そう、清掃員の青年からは、明らかな怒気が立ち昇っていた。無理もない。自分達は、それだけの事をしたのだから。 
もう二度とあの笑顔を見る事は、自分に向けられる事はないのだろう。そう考えると、全身が重く感じられる。機能が著しく低下しているのだろうか。 
彼もこちらに気付いたようだ。驚いたようだが、それでも怒りの気配は消えない。 

「君は……その子の仲間だったのか」 

「………」 

答えられない。それどころか、視線を合わす事さえできない。 
怒っているのだろうか。軽蔑しているのだろうか。あるいは、失望しているのだろうか。 
いずれにせよ、清掃員の彼が、その類の感情を自分に向けている。その事実が恐ろしい。 
何が起こっているのかイマイチ事態を把握できていないエヴァンジェリンが、不愉快そうに眉根を寄せた。 
自分だけが蚊帳の外になっているのが気に食わないのだろう、苛立たしげに舌打ちする。 

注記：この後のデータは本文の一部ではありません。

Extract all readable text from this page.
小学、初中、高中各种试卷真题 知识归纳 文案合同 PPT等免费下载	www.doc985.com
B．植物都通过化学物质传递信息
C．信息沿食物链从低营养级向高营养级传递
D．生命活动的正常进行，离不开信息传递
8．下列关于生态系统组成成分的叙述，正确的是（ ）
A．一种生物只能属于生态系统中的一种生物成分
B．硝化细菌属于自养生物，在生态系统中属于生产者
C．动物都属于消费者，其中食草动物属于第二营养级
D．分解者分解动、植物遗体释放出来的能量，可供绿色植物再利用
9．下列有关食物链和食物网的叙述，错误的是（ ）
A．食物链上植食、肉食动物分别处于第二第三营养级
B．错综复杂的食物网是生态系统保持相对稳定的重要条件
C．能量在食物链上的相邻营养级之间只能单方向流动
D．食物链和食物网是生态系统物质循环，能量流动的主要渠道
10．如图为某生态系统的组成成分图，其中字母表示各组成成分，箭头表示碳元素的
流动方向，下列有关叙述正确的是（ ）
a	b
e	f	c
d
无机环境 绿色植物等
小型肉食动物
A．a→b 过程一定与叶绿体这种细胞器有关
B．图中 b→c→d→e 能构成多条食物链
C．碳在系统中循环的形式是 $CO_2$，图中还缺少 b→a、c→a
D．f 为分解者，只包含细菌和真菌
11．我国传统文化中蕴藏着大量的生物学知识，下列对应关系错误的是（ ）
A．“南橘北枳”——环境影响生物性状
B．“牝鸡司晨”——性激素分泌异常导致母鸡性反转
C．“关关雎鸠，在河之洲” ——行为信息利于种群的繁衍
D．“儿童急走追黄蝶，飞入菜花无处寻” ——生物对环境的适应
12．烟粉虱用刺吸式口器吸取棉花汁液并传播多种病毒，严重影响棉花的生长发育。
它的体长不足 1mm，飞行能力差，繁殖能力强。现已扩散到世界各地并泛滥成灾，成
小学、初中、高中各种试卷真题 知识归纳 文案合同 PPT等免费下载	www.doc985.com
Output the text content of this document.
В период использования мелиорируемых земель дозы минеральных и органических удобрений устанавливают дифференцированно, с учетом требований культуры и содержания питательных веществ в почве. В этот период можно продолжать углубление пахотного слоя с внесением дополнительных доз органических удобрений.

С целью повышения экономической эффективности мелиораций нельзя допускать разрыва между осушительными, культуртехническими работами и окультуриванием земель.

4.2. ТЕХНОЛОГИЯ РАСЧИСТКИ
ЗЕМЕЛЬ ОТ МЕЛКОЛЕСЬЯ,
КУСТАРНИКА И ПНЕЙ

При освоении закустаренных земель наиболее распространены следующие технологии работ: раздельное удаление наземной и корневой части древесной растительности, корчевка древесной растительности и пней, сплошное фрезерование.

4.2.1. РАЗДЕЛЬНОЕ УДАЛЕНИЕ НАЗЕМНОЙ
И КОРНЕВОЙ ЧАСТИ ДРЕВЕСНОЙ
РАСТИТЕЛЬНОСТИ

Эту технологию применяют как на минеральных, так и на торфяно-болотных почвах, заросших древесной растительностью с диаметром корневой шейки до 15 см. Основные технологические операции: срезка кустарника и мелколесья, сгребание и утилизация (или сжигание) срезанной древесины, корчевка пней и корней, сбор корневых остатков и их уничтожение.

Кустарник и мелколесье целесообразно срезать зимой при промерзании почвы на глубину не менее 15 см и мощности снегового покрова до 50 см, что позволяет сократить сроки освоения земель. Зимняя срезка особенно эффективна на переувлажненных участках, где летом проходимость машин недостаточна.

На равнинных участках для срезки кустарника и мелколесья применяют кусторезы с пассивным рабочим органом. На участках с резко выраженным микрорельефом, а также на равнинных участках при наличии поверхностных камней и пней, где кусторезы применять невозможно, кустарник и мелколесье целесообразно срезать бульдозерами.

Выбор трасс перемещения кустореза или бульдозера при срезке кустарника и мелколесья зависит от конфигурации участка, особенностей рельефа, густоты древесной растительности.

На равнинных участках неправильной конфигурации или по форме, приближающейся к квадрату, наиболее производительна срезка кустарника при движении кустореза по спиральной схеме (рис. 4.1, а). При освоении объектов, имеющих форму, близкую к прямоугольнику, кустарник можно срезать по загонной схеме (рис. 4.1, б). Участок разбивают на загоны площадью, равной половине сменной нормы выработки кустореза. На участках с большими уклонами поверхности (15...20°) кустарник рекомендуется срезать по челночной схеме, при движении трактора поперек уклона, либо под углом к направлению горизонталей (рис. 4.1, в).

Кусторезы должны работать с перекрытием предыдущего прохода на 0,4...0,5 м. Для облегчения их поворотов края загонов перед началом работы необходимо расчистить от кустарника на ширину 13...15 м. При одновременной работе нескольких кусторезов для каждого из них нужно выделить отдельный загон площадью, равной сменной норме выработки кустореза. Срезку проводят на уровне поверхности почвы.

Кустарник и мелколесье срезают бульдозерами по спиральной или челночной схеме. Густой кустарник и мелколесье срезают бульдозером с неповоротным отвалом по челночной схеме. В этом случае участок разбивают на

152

「何か事情があるようだが……まあ、貴様らがどんな関係であろうが、私の知った事じゃないな。 
 おい貴様。この私の身体に傷をつけた事……地獄の底で永遠に悔やみ続けるがいい。やれ、茶々丸!!」 

「………」 

ビシッ!と清掃員を指差すが、茶々丸が動く気配はない。 
不審気に、エヴァンジェリンが茶々丸の顔を覗き込む。 

「…茶々丸?」 

「………はい、マスター」 

そこでようやく、茶々丸は構えを取った。 
いつもとは様子の違う茶々丸に、エヴァンジェリンは少し不安になる。 

(まさか、さっきの投石で負ったダメージが、私の思った以上に大きかったのか…? 
 事実上、今の私では大した戦力にはならんし……このまま戦うのは危険すぎるか) 

そう判断する。 
しかし、大人しく逃がしてくれる相手とも思えない。 
せめて、次の満月ならば……と歯噛みするが、どうしようもない。 
何か策を……と考えていると、何やら清掃員に動きが。 

「なあ……そこの子供吸血鬼」 

「子供言うなっ! くびり殺すぞ!!」 

凄んでみるが、清掃員に怯む様子は見られない。 
それどころか、むしろ怒気が強まって来ている。 

「お前に蹴られた大事なトコがなぁ……まだジンジン痛むんだよこの野郎ッ!! 
 使いもんにならなくなったらどうしてくれんだコラァ! お前が思ってる以上に切実な問題なんだぞ!? 
 まだ、数える程しか使った事ないのに! って余計なお世話じゃボケェーッ!!」 

「な、な……!?」 

ムキーッ!と錯乱する清掃員。対応に困るエヴァンジェリン。 
茶々丸も、先程のシリアスな展開から一転、新喜劇的マヌケ空間に放り込まれ、どうしていいか分からない。 
混乱する二人をよそに、清掃員の迷走は続く。 

「せっかく、人が器のデカイとこ見せてやったってのに、そのお礼が金的ってか! ざけんじゃねーぞッ!! 
 男がアソコ蹴られて、どんだけ痛いのか分かってんのか? あぁ!? 
 痛いだけじゃなく、吐き気をもよおしたりもして、まさにこの世の地獄って感じなんだぞコラァ!! 
 分かったら、きちんと頭を下げて謝れ! 『ごめんなさいお兄ちゃん』って謝れッ!!」 

「いや、謝るのはともかく、何故にお兄ちゃん……」 

「オプションぐらい付けさせてくれたっていーだろ!?」 

「何の話をしとるかー!!」 

どこからか取り出したスリッパで、パシーン!と清掃員の頭をどつく。 
大して痛くもない筈だが、大袈裟にリアクションする清掃員。 
茶々丸は完全に取り残され、妙に盛り上がっている二人をぼーっと眺めている。 

「な、ナイスツッコミ…! お嬢ちゃん、俺と天下を狙わないかっ!?」 

「狙うかっ!!」 

パシーン!と、もう一発。 
いてて……とわざとらしく頭をさすると、次の瞬間には、清掃員の表情に真剣さが戻っている。 
先程までのおちゃらけた態度とのギャップに翻弄され、エヴァンジェリンは対応に窮した。 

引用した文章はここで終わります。